The United States has no effective safety net to prevent someone who gets into financial or other trouble from falling all the way to homelessness on the streets. San Diego has been unable or unwilling to provide sufficient housing or temporary shelters or safe camping and parking locations to deal with the number of people in our city who become homeless every month. In July, according to the Regional Task Force on Homelessness, 97 more people became homeless than found housing. This pattern, to a greater or lesser extent, has been the monthly norm for years.
Our job and the others who help the streets’ homeless population is to help them survive a system that is actively hostile to their existence and is unwilling to commit the resources needed to prevent homelessness from occurring.
Our group touches about 100 people per week.
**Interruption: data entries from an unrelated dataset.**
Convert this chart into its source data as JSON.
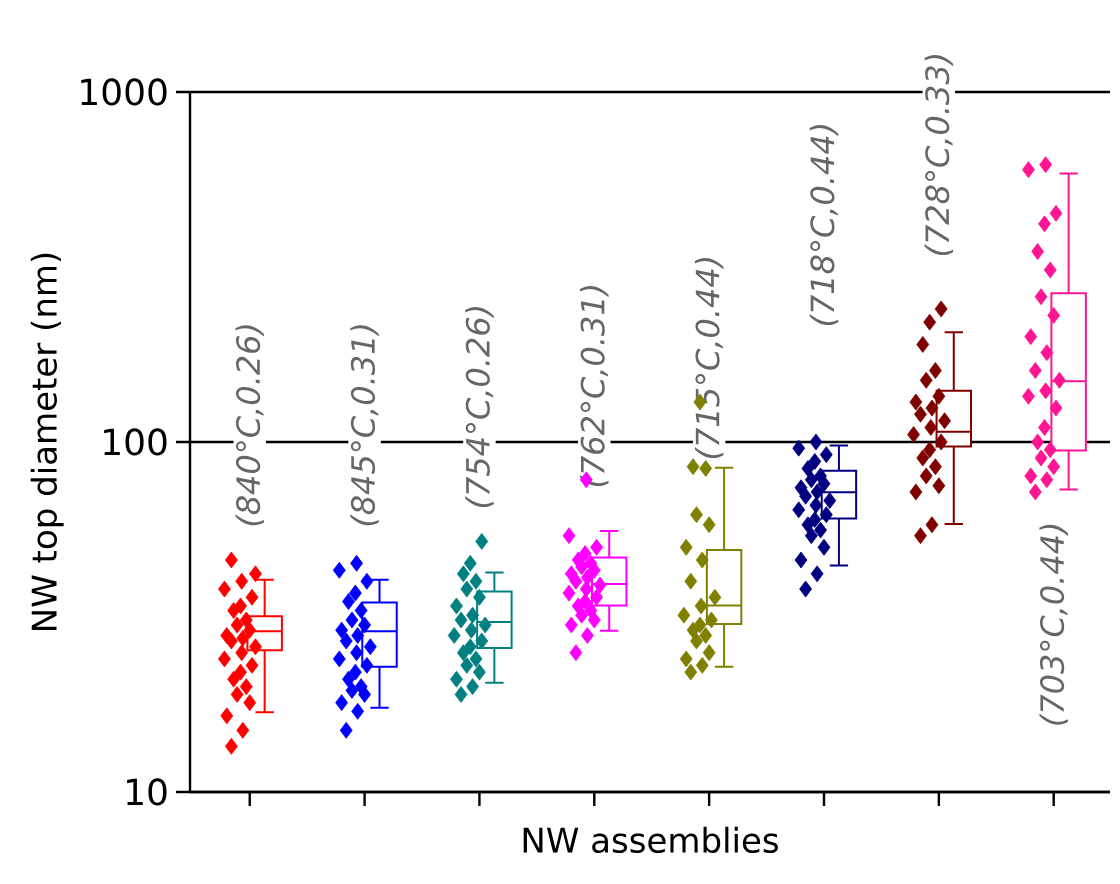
{
  "chart_data": {
    "type": "box",
    "xlabel": "NW assemblies",
    "ylabel": "NW top diameter (nm)",
    "categories": [
      null,
      null,
      null,
      null,
      null,
      null,
      null,
      null
    ],
    "ylim": [
      10,
      1000
    ],
    "yticks": [
      10,
      100,
      1000
    ],
    "log": true,
    "grid": "y",
    "tick_labels": "y",
    "marker": "diamond",
    "colors": [
      "#ff0000",
      "#0000ff",
      "#008080",
      "#ff00ff",
      "#808000",
      "#000080",
      "#800000",
      "#ff1493"
    ],
    "boxes": [
      {
        "low": 16.9,
        "q1": 25.4,
        "median": 28.8,
        "q3": 31.8,
        "high": 40.4
      },
      {
        "low": 17.4,
        "q1": 22.8,
        "median": 28.8,
        "q3": 34.8,
        "high": 40.4
      },
      {
        "low": 20.5,
        "q1": 25.8,
        "median": 30.6,
        "q3": 37.4,
        "high": 42.4
      },
      {
        "low": 28.9,
        "q1": 34.1,
        "median": 39.3,
        "q3": 46.8,
        "high": 55.7
      },
      {
        "low": 22.8,
        "q1": 30.2,
        "median": 34.1,
        "q3": 49.1,
        "high": 84.4
      },
      {
        "low": 44.4,
        "q1": 60.4,
        "median": 71.9,
        "q3": 82.8,
        "high": 97.7
      },
      {
        "low": 58.3,
        "q1": 97,
        "median": 107,
        "q3": 140,
        "high": 206
      },
      {
        "low": 73.2,
        "q1": 94.5,
        "median": 149,
        "q3": 266,
        "high": 585
      }
    ],
    "series": [
      {
        "type": "scatter",
        "colors": [
          "#ff0000",
          "#0000ff",
          "#008080",
          "#ff00ff",
          "#808000",
          "#000080",
          "#800000",
          "#ff1493"
        ],
        "values": [
          13.5,
          15,
          19,
          25,
          22,
          38,
          54,
          72
        ]
      },
      {
        "type": "scatter",
        "colors": [
          "#ff0000",
          "#0000ff",
          "#008080",
          "#ff00ff",
          "#808000",
          "#000080",
          "#800000",
          "#ff1493"
        ],
        "values": [
          15,
          17,
          20,
          28,
          23,
          42,
          58,
          78
        ]
      },
      {
        "type": "scatter",
        "colors": [
          "#ff0000",
          "#0000ff",
          "#008080",
          "#ff00ff",
          "#808000",
          "#000080",
          "#800000",
          "#ff1493"
        ],
        "values": [
          16.5,
          18,
          21,
          30,
          24,
          46,
          72,
          80
        ]
      },
      {
        "type": "scatter",
        "colors": [
          "#ff0000",
          "#0000ff",
          "#008080",
          "#ff00ff",
          "#808000",
          "#000080",
          "#800000",
          "#ff1493"
        ],
        "values": [
          18,
          19,
          22,
          31,
          25,
          50,
          75,
          85
        ]
      },
      {
        "type": "scatter",
        "colors": [
          "#ff0000",
          "#0000ff",
          "#008080",
          "#ff00ff",
          "#808000",
          "#000080",
          "#800000",
          "#ff1493"
        ],
        "values": [
          19,
          19.5,
          23,
          32,
          27,
          54,
          80,
          90
        ]
      },
      {
        "type": "scatter",
        "colors": [
          "#ff0000",
          "#0000ff",
          "#008080",
          "#ff00ff",
          "#808000",
          "#000080",
          "#800000",
          "#ff1493"
        ],
        "values": [
          20,
          20,
          24,
          33,
          28,
          56,
          85,
          95
        ]
      },
      {
        "type": "scatter",
        "colors": [
          "#ff0000",
          "#0000ff",
          "#008080",
          "#ff00ff",
          "#808000",
          "#000080",
          "#800000",
          "#ff1493"
        ],
        "values": [
          21,
          21,
          25,
          34,
          29,
          58,
          90,
          100
        ]
      },
      {
        "type": "scatter",
        "colors": [
          "#ff0000",
          "#0000ff",
          "#008080",
          "#ff00ff",
          "#808000",
          "#000080",
          "#800000",
          "#ff1493"
        ],
        "values": [
          22,
          22,
          26,
          35,
          30,
          60,
          95,
          110
        ]
      },
      {
        "type": "scatter",
        "colors": [
          "#ff0000",
          "#0000ff",
          "#008080",
          "#ff00ff",
          "#808000",
          "#000080",
          "#800000",
          "#ff1493"
        ],
        "values": [
          23,
          23,
          27,
          36,
          31,
          62,
          100,
          125
        ]
      },
      {
        "type": "scatter",
        "colors": [
          "#ff0000",
          "#0000ff",
          "#008080",
          "#ff00ff",
          "#808000",
          "#000080",
          "#800000",
          "#ff1493"
        ],
        "values": [
          24,
          24,
          28,
          37,
          32,
          64,
          105,
          135
        ]
      },
      {
        "type": "scatter",
        "colors": [
          "#ff0000",
          "#0000ff",
          "#008080",
          "#ff00ff",
          "#808000",
          "#000080",
          "#800000",
          "#ff1493"
        ],
        "values": [
          25,
          25,
          29,
          38,
          34,
          66,
          110,
          140
        ]
      },
      {
        "type": "scatter",
        "colors": [
          "#ff0000",
          "#0000ff",
          "#008080",
          "#ff00ff",
          "#808000",
          "#000080",
          "#800000",
          "#ff1493"
        ],
        "values": [
          26,
          26,
          30,
          39,
          36,
          68,
          115,
          150
        ]
      },
      {
        "type": "scatter",
        "colors": [
          "#ff0000",
          "#0000ff",
          "#008080",
          "#ff00ff",
          "#808000",
          "#000080",
          "#800000",
          "#ff1493"
        ],
        "values": [
          27,
          27,
          31,
          40,
          40,
          70,
          120,
          160
        ]
      },
      {
        "type": "scatter",
        "colors": [
          "#ff0000",
          "#0000ff",
          "#008080",
          "#ff00ff",
          "#808000",
          "#000080",
          "#800000",
          "#ff1493"
        ],
        "values": [
          27.5,
          28,
          32,
          41,
          46,
          72,
          125,
          180
        ]
      },
      {
        "type": "scatter",
        "colors": [
          "#ff0000",
          "#0000ff",
          "#008080",
          "#ff00ff",
          "#808000",
          "#000080",
          "#800000",
          "#ff1493"
        ],
        "values": [
          28,
          29,
          34,
          42,
          50,
          74,
          130,
          200
        ]
      },
      {
        "type": "scatter",
        "colors": [
          "#ff0000",
          "#0000ff",
          "#008080",
          "#ff00ff",
          "#808000",
          "#000080",
          "#800000",
          "#ff1493"
        ],
        "values": [
          29,
          30,
          36,
          43,
          58,
          76,
          135,
          230
        ]
      },
      {
        "type": "scatter",
        "colors": [
          "#ff0000",
          "#0000ff",
          "#008080",
          "#ff00ff",
          "#808000",
          "#000080",
          "#800000",
          "#ff1493"
        ],
        "values": [
          30,
          31,
          38,
          44,
          62,
          78,
          150,
          260
        ]
      },
      {
        "type": "scatter",
        "colors": [
          "#ff0000",
          "#0000ff",
          "#008080",
          "#ff00ff",
          "#808000",
          "#000080",
          "#800000",
          "#ff1493"
        ],
        "values": [
          31,
          33,
          40,
          45,
          84,
          80,
          160,
          310
        ]
      },
      {
        "type": "scatter",
        "colors": [
          "#ff0000",
          "#0000ff",
          "#008080",
          "#ff00ff",
          "#808000",
          "#000080",
          "#800000",
          "#ff1493"
        ],
        "values": [
          33,
          35,
          42,
          46,
          85,
          84,
          190,
          350
        ]
      },
      {
        "type": "scatter",
        "colors": [
          "#ff0000",
          "#0000ff",
          "#008080",
          "#ff00ff",
          "#808000",
          "#000080",
          "#800000",
          "#ff1493"
        ],
        "values": [
          34,
          37,
          45,
          48,
          130,
          88,
          220,
          420
        ]
      },
      {
        "type": "scatter",
        "colors": [
          "#ff0000",
          "#0000ff",
          "#008080",
          "#ff00ff",
          "#808000",
          "#000080",
          "#800000",
          "#ff1493"
        ],
        "values": [
          36,
          40,
          52,
          50,
          null,
          92,
          240,
          450
        ]
      },
      {
        "type": "scatter",
        "colors": [
          "#ff0000",
          "#0000ff",
          "#008080",
          "#ff00ff",
          "#808000",
          "#000080",
          "#800000",
          "#ff1493"
        ],
        "values": [
          38,
          43,
          null,
          54,
          null,
          96,
          null,
          600
        ]
      },
      {
        "type": "scatter",
        "colors": [
          "#ff0000",
          "#0000ff",
          "#008080",
          "#ff00ff",
          "#808000",
          "#000080",
          "#800000",
          "#ff1493"
        ],
        "values": [
          40,
          45,
          null,
          78,
          null,
          100,
          null,
          620
        ]
      },
      {
        "type": "scatter",
        "colors": [
          "#ff0000",
          "#0000ff",
          "#008080",
          "#ff00ff",
          "#808000",
          "#000080",
          "#800000",
          "#ff1493"
        ],
        "values": [
          42,
          null,
          null,
          null,
          null,
          null,
          null,
          null
        ]
      },
      {
        "type": "scatter",
        "colors": [
          "#ff0000",
          "#0000ff",
          "#008080",
          "#ff00ff",
          "#808000",
          "#000080",
          "#800000",
          "#ff1493"
        ],
        "values": [
          46,
          null,
          null,
          null,
          null,
          null,
          null,
          null
        ]
      }
    ],
    "annotations": [
      "(840°C,0.26)",
      "(845°C,0.31)",
      "(754°C,0.26)",
      "(762°C,0.31)",
      "(715°C,0.44)",
      "(718°C,0.44)",
      "(728°C,0.33)",
      "(703°C,0.44)"
    ]
  }
}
We have seen people turn their lives around and get off the street. We have also seen people whose addictions and personal devils got the best of them, and they died on the street.
There is no reliable way to tell which path someone will take. We therefore treat all we meet with dignity and respect, hoping that they will be the one who uses that moment to decide to turn their life around.
Just because the person in front of me is not young, beautiful and rich, does that mean I should abandon them to their fate? That is why even in their filth, drug use and addictions, our response to the homeless is, “Here, my friend, we have some food and water, we also have some clothing that may fit you. Keep the faith, you can make your life better.”
To me, the greatness of a nation is not measured by the grandeur of its monuments, its wealth and the class of its elite. It is measured by how it treats the people at the very bottom of society. Does it help them up or does it abandon them to their fate? Our group is there to extend the helping hand of care and compassion.
There are others doing the same thing — come join us.
Higgins is founder of Old Farts With Hearts, a volunteer homeless outreach team in San Diego, and lives in San Diego.